Vu les autres pièces du dossier ;
Vu :
- le code électoral ;
- le code de justice administrative ;
Après avoir entendu en séance publique :
- le rapport de M. Edouard Solier, maître des requêtes,
- les conclusions de M. Frédéric Dieu, rapporteur public ;
Considérant ce qui suit :
1. À l'issue des opérations électorales qui se sont déroulées le 15 mars 2020 dans la commune de Clapiers (Hérault), les vingt-neuf sièges de conseillers municipaux et le siège de conseiller communautaire ont été pourvus. Vingt-quatre sièges de conseillers municipaux et un siège de conseiller communautaire ont été attribués à des candidats de la liste " Clapiers 2020- La passion d'agir ensemble " conduite par M. A... B... qui a obtenu 1 311 voix, soit 65,8% des suffrages exprimés tandis que les cinq autres sièges de conseillers municipaux ont été attribués à des candidats de la liste " Ensemble et autrement à Clapiers " conduite par M. D... I... qui a obtenu 681 voix, soit 34,2% des suffrages exprimés. Mme H... relève appel du jugement du 29 septembre 2020 par lequel le tribunal administratif de Montpellier a rejeté sa protestation tendant à l'annulation des opérations électorales qui se sont déroulées le 15 mars 2020 en vue de l'élection des conseillers municipaux et communautaires de Clapiers.
2. Aux termes de l'article L. 248 du code électoral : " Tout électeur et tout éligible a le droit d'arguer de nullité les opérations électorales de la commune devant le tribunal administratif / (...) ". Aux termes de l'article L. 11 du même code : I.- Sont inscrits sur la liste électorale de la commune, sur leur demande : 1° Tous les électeurs qui ont leur domicile réel dans la commune ou y habitent depuis six mois au moins et leurs enfants de moins de 26 ans ; 2° Ceux qui figurent pour la deuxième fois sans interruption, l'année de la demande d'inscription, au rôle d'une des contributions directes communales et, s'ils ne résident pas dans la commune, ont déclaré vouloir y exercer leurs droits électoraux.
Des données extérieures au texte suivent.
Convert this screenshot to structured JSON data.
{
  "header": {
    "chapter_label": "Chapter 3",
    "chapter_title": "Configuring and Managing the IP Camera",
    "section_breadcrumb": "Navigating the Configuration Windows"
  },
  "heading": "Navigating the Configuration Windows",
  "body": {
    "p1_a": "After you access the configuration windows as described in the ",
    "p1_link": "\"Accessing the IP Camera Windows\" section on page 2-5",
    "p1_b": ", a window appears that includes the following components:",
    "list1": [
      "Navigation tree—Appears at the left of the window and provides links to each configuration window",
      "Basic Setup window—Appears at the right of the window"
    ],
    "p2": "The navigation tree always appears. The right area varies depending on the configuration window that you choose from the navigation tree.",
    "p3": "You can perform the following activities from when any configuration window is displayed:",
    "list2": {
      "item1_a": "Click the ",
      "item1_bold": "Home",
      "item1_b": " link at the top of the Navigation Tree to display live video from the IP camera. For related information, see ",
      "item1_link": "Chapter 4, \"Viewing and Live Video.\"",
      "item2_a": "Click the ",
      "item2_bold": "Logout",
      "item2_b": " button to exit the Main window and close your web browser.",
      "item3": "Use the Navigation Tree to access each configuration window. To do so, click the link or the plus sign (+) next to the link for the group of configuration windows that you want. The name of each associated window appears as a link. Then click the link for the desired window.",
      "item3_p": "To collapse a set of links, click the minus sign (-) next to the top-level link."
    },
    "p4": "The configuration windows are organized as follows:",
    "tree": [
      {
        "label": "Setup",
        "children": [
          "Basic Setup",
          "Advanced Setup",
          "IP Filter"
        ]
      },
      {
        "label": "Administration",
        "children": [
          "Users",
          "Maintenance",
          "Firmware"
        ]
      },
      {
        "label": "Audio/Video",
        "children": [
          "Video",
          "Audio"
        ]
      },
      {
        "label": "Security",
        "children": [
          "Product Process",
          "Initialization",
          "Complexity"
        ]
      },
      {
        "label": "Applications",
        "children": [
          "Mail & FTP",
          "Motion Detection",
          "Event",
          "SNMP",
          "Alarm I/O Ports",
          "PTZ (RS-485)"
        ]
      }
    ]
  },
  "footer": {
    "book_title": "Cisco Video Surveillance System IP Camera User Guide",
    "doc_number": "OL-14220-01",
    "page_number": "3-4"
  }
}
Tout électeur ou toute électrice peut être inscrit sur la même liste que son conjoint au titre de la présente disposition ; 2° bis Ceux qui, sans figurer au rôle d'une des contributions directes communales, ont, pour la deuxième fois sans interruption l'année de la demande d'inscription, la qualité de gérant ou d'associé majoritaire ou unique d'une société figurant au rôle, dans des conditions déterminées par décret en Conseil d'Etat ; 3° Ceux qui sont assujettis à une résidence obligatoire dans la commune en qualité de fonctionnaires / (...) ". Enfin, aux termes de l'article L. 228 du code électoral : " (...) / Sont éligibles au conseil municipal tous les électeurs de la commune et les citoyens inscrits au rôle des contributions directes ou justifiant qu'ils devaient y être inscrits au 1er janvier de l'année de l'élection. /(...) ".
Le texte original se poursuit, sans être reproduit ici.